2007, Edited by Bjorn Lomborg; Chapter 3: Money Laundering
Problem addressed/Chapter authored by: Donato Masciandaro
Summary and Commentary:
Competitors, keep it clean! No blows below the belt!
ML, as the chapter calls it, is the criminal practice of engaging in financial transactions in order to conceal the identity, source, and/or destination of money, by colluding intermediaries or lax intermediaries ("honest but inefficient in protecting their integrity") in offshore financial centers (OFC's) and the banking and financial industry. It responds to the overall demand for "black" financial services expressed by individuals or groups that have committed income-producing crimes. It can act as a multiplier of illegal revenues. It is "a rather complex operation."
It is different from the financing of terrorism, which is "money dirtying."
Estimates of the amount of laundered money, globally, range from 2-32% of total world GDP. In 2005, 1.038 trillion dollars are estimated to have been laundered, from the drug trade alone. Total GDP now is something like 47T dollars, so 32 percent of that is 15.54 trillion dollars. Wow.
Masciandaro puts the estimate at 3.8T, or 9% of the world economy.
If this were like Robin Hood, or the Lottery, or maybe even Native American casinos, where the money flowed to the poor or for education or a historically disadvantaged group, maybe it wouldn't be much of a problem. And I guess we don't actually know. But the author makes the assumption that it's a public bad, taking a conservative view, and uses some research and an equation with some baseline assumptions to show that reducing the multiplier effect through anti-money-laundering regulations will result in the cost of money-laundering going up from 25% to 60%. He admits his proposal is based on the modern theory of financial regulation, not the traditional theory of regulation, in which regulatory effort can be either irrelevant or unproductive.

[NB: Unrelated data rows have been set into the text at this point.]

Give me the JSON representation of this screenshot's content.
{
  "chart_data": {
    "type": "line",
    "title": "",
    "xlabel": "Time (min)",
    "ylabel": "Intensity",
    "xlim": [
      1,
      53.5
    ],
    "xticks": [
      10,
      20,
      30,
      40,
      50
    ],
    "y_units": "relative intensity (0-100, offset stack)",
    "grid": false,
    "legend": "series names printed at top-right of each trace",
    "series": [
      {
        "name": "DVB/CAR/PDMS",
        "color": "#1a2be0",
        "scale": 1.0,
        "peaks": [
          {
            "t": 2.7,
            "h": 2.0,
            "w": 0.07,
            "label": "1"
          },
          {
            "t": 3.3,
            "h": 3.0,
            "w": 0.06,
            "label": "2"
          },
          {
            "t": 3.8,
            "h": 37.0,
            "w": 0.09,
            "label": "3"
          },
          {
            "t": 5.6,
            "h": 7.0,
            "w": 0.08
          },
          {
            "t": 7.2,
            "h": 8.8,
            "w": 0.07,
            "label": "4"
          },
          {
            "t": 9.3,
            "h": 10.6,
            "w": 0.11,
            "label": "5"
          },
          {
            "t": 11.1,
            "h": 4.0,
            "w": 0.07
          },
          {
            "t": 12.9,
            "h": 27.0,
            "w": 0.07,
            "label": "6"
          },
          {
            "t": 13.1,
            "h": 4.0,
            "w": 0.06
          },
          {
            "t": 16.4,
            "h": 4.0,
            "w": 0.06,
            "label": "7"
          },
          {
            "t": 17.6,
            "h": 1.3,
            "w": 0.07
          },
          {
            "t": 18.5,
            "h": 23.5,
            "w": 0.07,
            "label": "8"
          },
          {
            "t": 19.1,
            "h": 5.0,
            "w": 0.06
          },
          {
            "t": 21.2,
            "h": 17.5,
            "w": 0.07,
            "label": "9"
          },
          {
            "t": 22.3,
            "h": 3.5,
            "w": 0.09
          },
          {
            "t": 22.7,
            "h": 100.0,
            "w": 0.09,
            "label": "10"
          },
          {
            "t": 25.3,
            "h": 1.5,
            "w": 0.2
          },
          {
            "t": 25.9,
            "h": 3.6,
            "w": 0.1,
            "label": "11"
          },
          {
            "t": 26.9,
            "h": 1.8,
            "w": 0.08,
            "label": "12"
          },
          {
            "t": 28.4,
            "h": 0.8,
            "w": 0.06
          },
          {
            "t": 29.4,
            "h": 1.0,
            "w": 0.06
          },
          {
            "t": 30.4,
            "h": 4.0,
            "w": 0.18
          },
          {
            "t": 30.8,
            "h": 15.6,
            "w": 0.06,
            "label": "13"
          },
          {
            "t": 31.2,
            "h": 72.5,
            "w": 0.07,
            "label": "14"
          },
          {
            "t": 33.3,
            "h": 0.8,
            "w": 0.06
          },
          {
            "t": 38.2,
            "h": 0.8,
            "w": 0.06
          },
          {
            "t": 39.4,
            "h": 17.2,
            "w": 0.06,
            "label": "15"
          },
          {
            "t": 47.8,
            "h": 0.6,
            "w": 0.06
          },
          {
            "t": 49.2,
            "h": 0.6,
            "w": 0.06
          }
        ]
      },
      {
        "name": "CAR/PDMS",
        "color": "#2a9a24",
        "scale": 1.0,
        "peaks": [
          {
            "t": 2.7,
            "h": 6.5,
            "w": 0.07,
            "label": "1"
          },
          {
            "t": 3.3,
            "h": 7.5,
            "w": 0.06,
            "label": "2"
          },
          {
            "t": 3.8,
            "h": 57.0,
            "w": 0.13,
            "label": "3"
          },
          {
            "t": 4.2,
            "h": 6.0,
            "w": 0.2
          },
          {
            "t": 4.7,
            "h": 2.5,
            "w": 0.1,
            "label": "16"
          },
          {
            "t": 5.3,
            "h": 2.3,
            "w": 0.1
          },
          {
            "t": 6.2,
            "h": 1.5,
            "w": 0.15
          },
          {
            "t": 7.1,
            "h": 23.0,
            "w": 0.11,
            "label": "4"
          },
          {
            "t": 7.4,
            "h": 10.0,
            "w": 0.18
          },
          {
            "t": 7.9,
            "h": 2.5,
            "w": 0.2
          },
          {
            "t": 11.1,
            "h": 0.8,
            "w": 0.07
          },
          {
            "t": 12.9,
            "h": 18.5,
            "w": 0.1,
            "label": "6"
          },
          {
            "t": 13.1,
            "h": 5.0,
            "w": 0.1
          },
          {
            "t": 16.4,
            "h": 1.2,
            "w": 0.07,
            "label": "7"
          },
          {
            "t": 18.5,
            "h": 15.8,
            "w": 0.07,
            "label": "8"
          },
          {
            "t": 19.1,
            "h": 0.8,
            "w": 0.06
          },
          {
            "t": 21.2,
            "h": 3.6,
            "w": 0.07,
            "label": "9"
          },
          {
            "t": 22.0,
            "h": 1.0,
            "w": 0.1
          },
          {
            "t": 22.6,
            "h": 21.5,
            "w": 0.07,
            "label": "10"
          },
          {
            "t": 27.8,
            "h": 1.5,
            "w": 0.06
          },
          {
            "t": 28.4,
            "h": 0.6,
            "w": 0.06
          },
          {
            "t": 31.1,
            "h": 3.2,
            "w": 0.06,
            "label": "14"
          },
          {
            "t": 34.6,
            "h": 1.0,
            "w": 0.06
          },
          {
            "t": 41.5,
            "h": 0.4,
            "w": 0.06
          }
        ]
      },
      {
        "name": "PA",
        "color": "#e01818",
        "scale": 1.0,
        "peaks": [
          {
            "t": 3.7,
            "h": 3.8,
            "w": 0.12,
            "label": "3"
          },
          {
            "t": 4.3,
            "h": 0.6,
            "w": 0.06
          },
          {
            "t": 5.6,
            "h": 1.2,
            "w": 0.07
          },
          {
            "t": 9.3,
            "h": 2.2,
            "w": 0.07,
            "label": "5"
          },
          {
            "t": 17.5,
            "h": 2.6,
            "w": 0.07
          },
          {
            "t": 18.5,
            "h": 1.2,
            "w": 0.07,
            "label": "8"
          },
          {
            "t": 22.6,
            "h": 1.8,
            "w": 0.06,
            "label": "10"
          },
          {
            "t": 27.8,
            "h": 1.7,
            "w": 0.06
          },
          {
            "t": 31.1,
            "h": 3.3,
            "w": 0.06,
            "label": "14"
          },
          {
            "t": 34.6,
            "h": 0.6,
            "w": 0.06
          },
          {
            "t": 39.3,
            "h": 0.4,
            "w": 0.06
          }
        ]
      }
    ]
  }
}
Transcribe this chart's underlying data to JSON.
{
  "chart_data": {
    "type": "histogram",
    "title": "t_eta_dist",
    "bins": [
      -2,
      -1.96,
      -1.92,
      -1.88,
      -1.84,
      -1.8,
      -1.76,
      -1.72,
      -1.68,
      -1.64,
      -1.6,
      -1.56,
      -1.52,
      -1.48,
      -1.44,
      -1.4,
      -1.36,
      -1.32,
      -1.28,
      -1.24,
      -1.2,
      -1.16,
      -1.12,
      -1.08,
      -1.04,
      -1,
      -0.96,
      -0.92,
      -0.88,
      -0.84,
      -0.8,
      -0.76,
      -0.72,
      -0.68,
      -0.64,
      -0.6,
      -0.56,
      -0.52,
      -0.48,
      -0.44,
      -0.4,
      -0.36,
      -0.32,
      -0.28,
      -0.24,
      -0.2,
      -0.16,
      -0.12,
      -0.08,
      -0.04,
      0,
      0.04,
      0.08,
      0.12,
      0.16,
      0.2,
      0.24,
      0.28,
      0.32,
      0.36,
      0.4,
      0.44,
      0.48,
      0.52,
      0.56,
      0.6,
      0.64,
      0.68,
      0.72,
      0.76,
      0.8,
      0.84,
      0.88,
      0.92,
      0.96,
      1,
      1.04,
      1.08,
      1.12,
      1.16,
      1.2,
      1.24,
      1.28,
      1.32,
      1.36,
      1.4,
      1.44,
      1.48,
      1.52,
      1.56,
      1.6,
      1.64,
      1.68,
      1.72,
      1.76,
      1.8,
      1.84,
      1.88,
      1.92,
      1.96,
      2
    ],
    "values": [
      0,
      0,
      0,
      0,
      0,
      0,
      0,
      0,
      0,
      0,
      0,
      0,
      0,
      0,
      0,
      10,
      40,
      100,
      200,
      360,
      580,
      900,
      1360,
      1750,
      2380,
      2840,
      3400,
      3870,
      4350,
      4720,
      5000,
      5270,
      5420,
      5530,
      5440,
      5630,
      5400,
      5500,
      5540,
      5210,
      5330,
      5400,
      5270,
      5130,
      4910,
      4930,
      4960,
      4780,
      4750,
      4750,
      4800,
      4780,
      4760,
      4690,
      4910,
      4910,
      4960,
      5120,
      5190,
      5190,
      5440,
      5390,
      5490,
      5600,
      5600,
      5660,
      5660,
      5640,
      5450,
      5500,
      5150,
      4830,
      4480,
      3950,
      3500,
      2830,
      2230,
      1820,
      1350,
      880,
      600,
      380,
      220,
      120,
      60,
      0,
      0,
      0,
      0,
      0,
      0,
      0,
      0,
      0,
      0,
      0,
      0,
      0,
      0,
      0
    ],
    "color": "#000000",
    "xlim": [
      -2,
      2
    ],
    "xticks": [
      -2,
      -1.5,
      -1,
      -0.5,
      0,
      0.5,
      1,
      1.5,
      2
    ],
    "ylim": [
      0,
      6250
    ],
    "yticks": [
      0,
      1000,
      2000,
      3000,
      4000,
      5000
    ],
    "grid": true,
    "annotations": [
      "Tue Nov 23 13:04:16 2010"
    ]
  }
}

In short, he calculates a benefit/cost ratio of 3.16. The cost cannot exceed the total value of world banking profits, which in 2004 was 0.53 trillion US dollars.
He points out some realities: Some countries are predisposed to adopting lax regulations because the externalities of criminal activity do not affect them. The future in addressing this issue revolves around two things: Information and Incentives. There are 4 categories of actors on this issue: Bankers/the public, Criminals, Policy-makers, and Losers (those who bear the costs of black money). I'm not sure why he lumps bankers and the public together. Getting a firmer grip on the real Benefits and Costs of this issue seems necessary.
It became more of an issue after 9-11. It'll be interesting to see what happens.